An APT Attack Analysis Framework Based on Self-define Rules and Mapreduce

Abstract

The essence of Internet security is information security, as more and more industries rely on the Internet, in order to protect the information security of these industries, spawned local area networks (LANs), intranets and so on. With the development of information sensor technology, the Internet of Things (IoT) that interconnects physical devices has emerged. As a unity of computing process and physical process, the Cyberphysical systems (CPS) is the next generation intelligent system which integrates computing, communication and control.
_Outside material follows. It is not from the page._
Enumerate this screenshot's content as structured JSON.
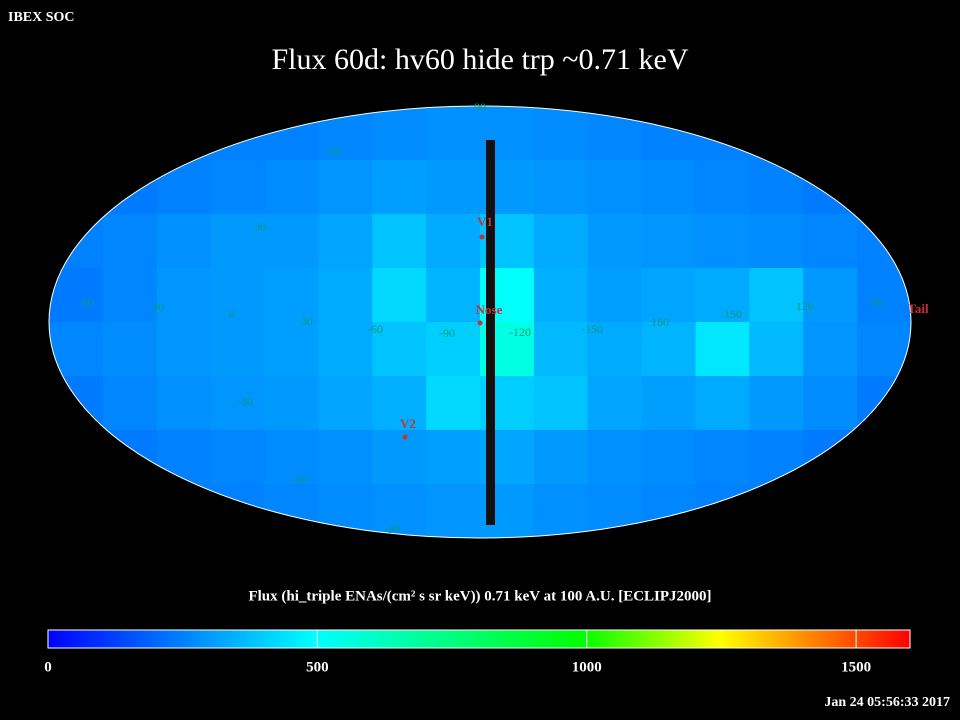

CyberPhysical systems cover a wide range of applications, including intelligent transportation systems, telemedicine, smart grids, aerospace, and many other fields, many of which involve critical infrastructure. The APT attacks are typically directed against these critical infrastructures around the world. So, timely and accurate detection APT attacks and take effective defensive measures, it is meaningful to protect the national information security. Although APT attacks seem destructive, their attack process are complex and changeable, in essence, they usually follow certain rules. This paper proposes an APT attack analysis framework based on the APT attack rules and current mainstream detection technologies. The framework iteratively matches the collected data with the cyber security knowledge graph, and implements constraints relies on the cyber security knowledge graph and self-defined attack rules, thereby realizing the current security status of the network in real time.